France // Structures

National Structures: The Service for Women’s Rights and Equality between Women and Men (SDFE) is the government body in charge of gender equality and gender mainstreaming, placed under the responsibility of the General Directorate for Social Cohesion, within the Ministry of Social Affairs, Health and Women’s Rights. Created in 2010 as part of the general reform of public policies, the directorate promotes women’s rights and gender equality at national, regional and departmental level. The SDFE coordinates 26 regional and 100 district Delegations for Women’s Rights and Gender Equality, thus providing France with a dense institutional network to implement a mainstreaming strategy.

In 2012, an Interministerial Committee for Women’s Rights and Gender Equality was established: it comprises all ministers and aims to adopt measures relevant to the promotion of women’s rights in all policy areas. It is required to adopt a transversal action plan to tackle gender inequalities in every policy field. Since 2012, respective ministers report to the Interministerial Committee for Women’s Rights and Gender Equality concerning the implementation of the interministerial action plan, which is a set of measures tackling gender inequalities in different areas. This set of measures provides a general framework to be detailed and supported by monitoring and evaluation measures in the form of gender-equality action plans at the ministry level.
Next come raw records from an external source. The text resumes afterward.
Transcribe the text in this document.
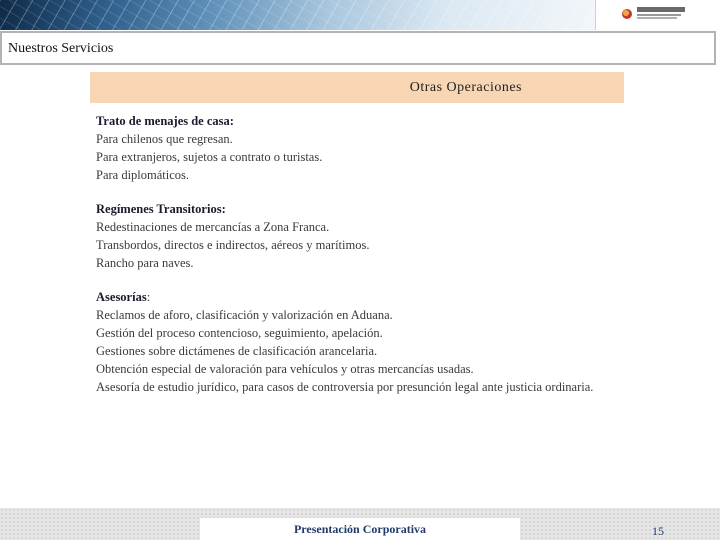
Nuestros Servicios
Otras Operaciones
Trato de menajes de casa:
Para chilenos que regresan.
Para extranjeros, sujetos a contrato o turistas.
Para diplomáticos.
Regímenes Transitorios:
Redestinaciones de mercancías a Zona Franca.
Transbordos, directos e indirectos, aéreos y marítimos.
Rancho para naves.
Asesorías:
Reclamos de aforo, clasificación y valorización en Aduana.
Gestión del proceso contencioso, seguimiento, apelación.
Gestiones sobre dictámenes de clasificación arancelaria.
Obtención especial de valoración para vehículos y otras mercancías usadas.
Asesoría de estudio jurídico, para casos de controversia por presunción legal ante justicia ordinaria.
Presentación Corporativa	15
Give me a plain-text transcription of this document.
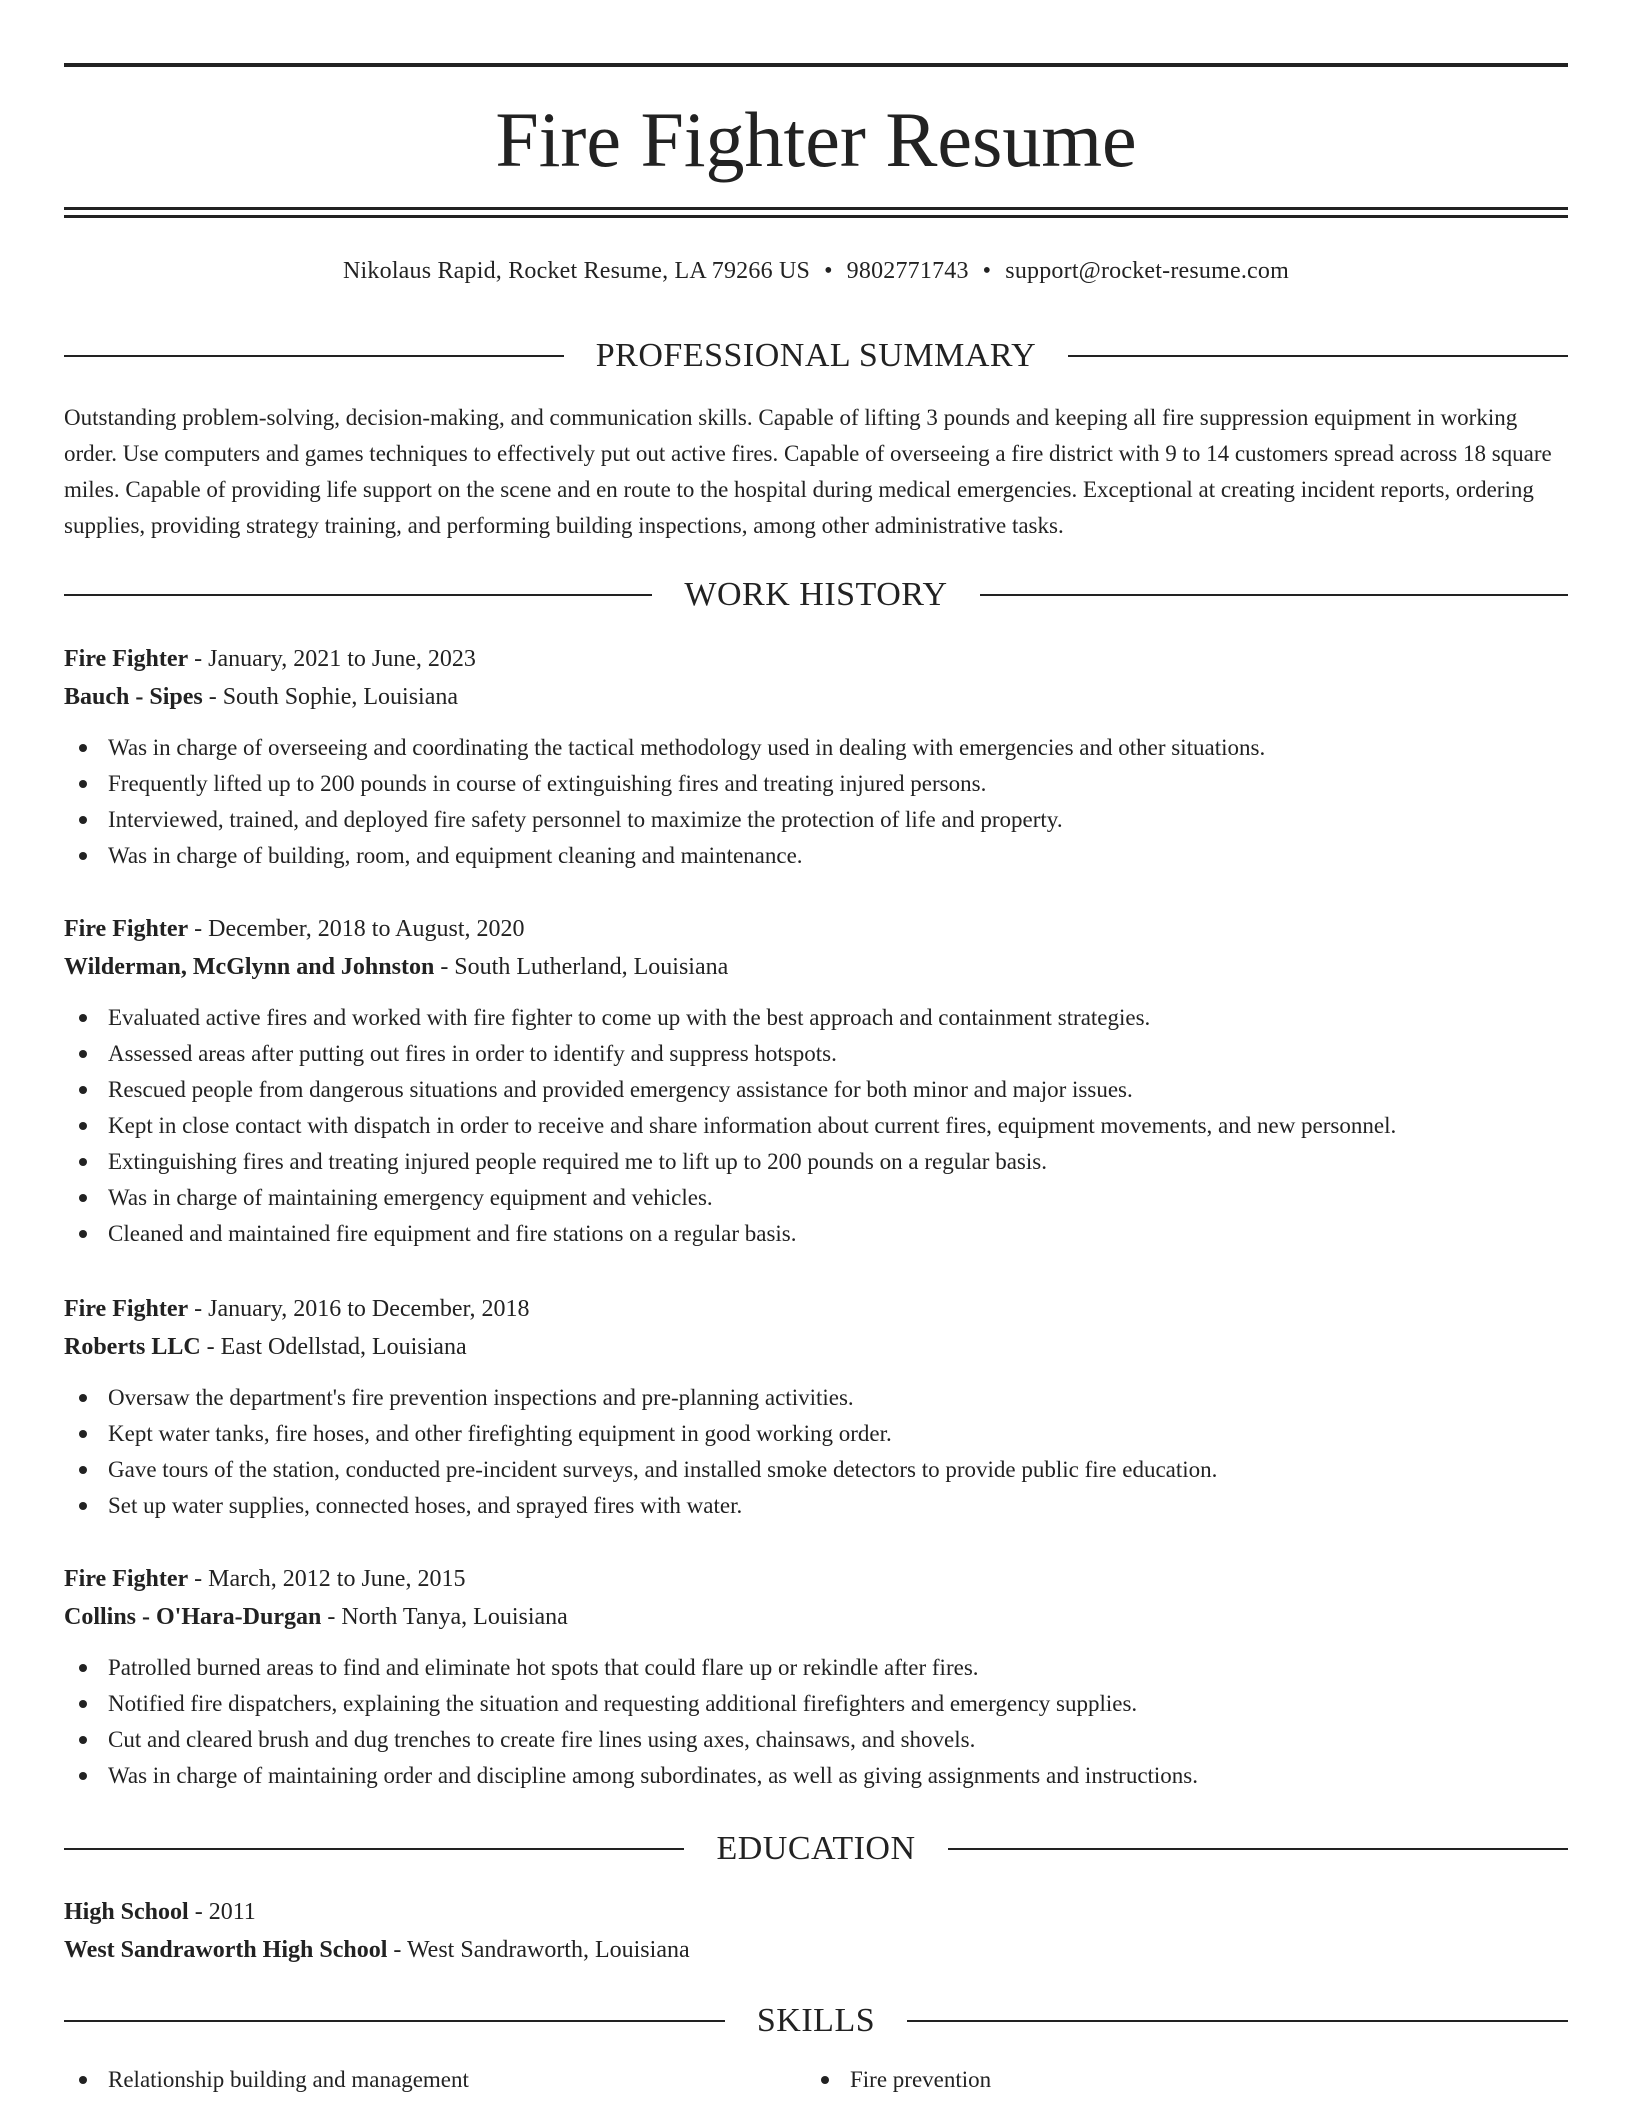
Fire Fighter Resume
Nikolaus Rapid, Rocket Resume, LA 79266 US • 9802771743 • support@rocket-resume.com
PROFESSIONAL SUMMARY

Outstanding problem-solving, decision-making, and communication skills. Capable of lifting 3 pounds and keeping all fire suppression equipment in working order. Use computers and games techniques to effectively put out active fires. Capable of overseeing a fire district with 9 to 14 customers spread across 18 square miles. Capable of providing life support on the scene and en route to the hospital during medical emergencies. Exceptional at creating incident reports, ordering supplies, providing strategy training, and performing building inspections, among other administrative tasks.

WORK HISTORY
Fire Fighter - January, 2021 to June, 2023
Bauch - Sipes - South Sophie, Louisiana
Was in charge of overseeing and coordinating the tactical methodology used in dealing with emergencies and other situations.
Frequently lifted up to 200 pounds in course of extinguishing fires and treating injured persons.
Interviewed, trained, and deployed fire safety personnel to maximize the protection of life and property.
Was in charge of building, room, and equipment cleaning and maintenance.
Fire Fighter - December, 2018 to August, 2020
Wilderman, McGlynn and Johnston - South Lutherland, Louisiana
Evaluated active fires and worked with fire fighter to come up with the best approach and containment strategies.
Assessed areas after putting out fires in order to identify and suppress hotspots.
Rescued people from dangerous situations and provided emergency assistance for both minor and major issues.
Kept in close contact with dispatch in order to receive and share information about current fires, equipment movements, and new personnel.
Extinguishing fires and treating injured people required me to lift up to 200 pounds on a regular basis.
Was in charge of maintaining emergency equipment and vehicles.
Cleaned and maintained fire equipment and fire stations on a regular basis.
Fire Fighter - January, 2016 to December, 2018
Roberts LLC - East Odellstad, Louisiana
Oversaw the department's fire prevention inspections and pre-planning activities.
Kept water tanks, fire hoses, and other firefighting equipment in good working order.
Gave tours of the station, conducted pre-incident surveys, and installed smoke detectors to provide public fire education.
Set up water supplies, connected hoses, and sprayed fires with water.
Fire Fighter - March, 2012 to June, 2015
Collins - O'Hara-Durgan - North Tanya, Louisiana
Patrolled burned areas to find and eliminate hot spots that could flare up or rekindle after fires.
Notified fire dispatchers, explaining the situation and requesting additional firefighters and emergency supplies.
Cut and cleared brush and dug trenches to create fire lines using axes, chainsaws, and shovels.
Was in charge of maintaining order and discipline among subordinates, as well as giving assignments and instructions.
EDUCATION
High School - 2011
West Sandraworth High School - West Sandraworth, Louisiana
SKILLS
Relationship building and management	Fire prevention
Since 2012, each ministry has appointed hauts fonctionnaires à l’égalité (high-ranked public officials for gender equality), coordinated by the Ministry of Women’s Rights. Their mandate is to implement a mainstreaming approach and design gender-equality plans for their respective policy areas. They are members of the High Gender Equality Council, a consultative gender-equality body instituted in January 2013 and placed under the responsibility of the Ministry of Women’s Rights. The council brings together several bodies that had previously worked separately, but are now endowed with new competencies in relation to gender impact assessments and the evaluation of gender-equality policies.
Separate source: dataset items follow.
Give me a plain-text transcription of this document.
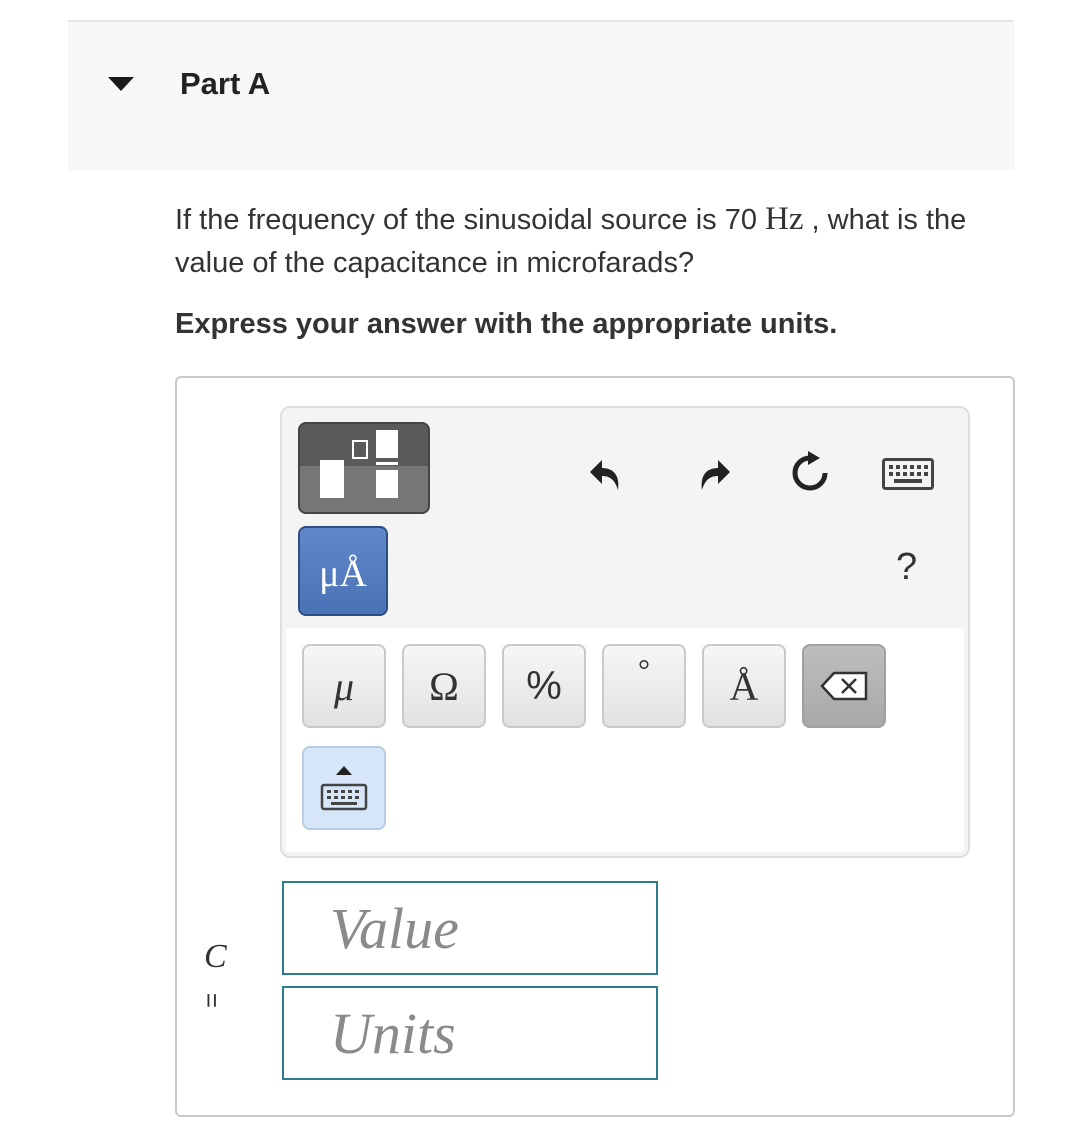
Part A
If the frequency of the sinusoidal source is 70 Hz , what is the value of the capacitance in microfarads?
Express your answer with the appropriate units.
μÅ	?
μ	Ω	%	°	Å
C
=
Value
Units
Regional structures: In France, delegates for women’s rights and gender equality (Délégations régionales aux droits des femmes et à l’égalité, DRDFEs) were established in each of the 26 regions to implement national gender-equality policies. These regions are:

  • Paris
  • Strasbourg
  • Bordeaux
  • Clermont-Ferrand
  • Caen
  • Dijon
  • Rennes
  • Orléans
  • Chalon-en-Champagne
  • Ajaccio
  • Besançon
  • Rouen
  • Montpellier
  • Limoges
  • Metz
  • Toulouse
  • Lille
  • Nantes
  • Amiens
  • Poitiers
  • Marseille
  • Lyon
  • Basse-Terre
  • Fort-de-France
  • Cayenne
  • Saint-Denis
  • Mayotte

Regional delegates, usually supplied with a small staff, are either attached to the General Secretary for Regional Action, which is directly related to the regional prefect (préfet de région), or to the Regional Directorate for Social Inclusion, Youth and Sports. In charge of implementing state gender-equality policies at the regional level, DRDFEs also coordinate regional and local actors such as the centres d’informations des droits des femmes et des familles (women and families information centres), which were created in 1972. However, as indicated in several evaluation reports, there is a lack of coordination between the departmental delegates (that were previously under the responsibility of the Regional Delegation for Women’s Rights and Gender Equality). This explains the limited activity of many departmental delegates as well as their high rates of absenteeism.
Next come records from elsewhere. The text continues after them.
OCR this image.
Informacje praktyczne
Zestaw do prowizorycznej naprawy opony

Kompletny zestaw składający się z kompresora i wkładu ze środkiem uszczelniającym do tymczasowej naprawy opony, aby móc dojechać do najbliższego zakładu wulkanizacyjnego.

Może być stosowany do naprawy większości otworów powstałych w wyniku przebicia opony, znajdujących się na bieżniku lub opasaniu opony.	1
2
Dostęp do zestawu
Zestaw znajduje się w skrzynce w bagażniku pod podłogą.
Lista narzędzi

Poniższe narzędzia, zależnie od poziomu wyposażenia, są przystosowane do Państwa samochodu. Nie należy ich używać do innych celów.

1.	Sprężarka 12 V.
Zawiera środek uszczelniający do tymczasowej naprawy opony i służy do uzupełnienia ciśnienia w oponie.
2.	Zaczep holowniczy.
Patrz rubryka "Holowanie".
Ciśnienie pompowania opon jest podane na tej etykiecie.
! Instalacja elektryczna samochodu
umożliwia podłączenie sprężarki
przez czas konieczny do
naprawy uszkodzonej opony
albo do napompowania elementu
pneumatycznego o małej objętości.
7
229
Although the coordinating capacity of the central gender-equality apparatus has been questioned vis-à-vis decentralised structures, recently efforts have been made to improve the accountability of regional services towards the central administration. Since 2012, the Ministry of Women’s Rights has been playing an important coordinating role. Nonetheless, incentives provided by the ministry are currently concentrated in the most advanced regions (i.e. Brittany, Rhône-Alpes and Île-de-France), due to regional delegates’ uneven activity and capacity (in terms of expertise and local political support).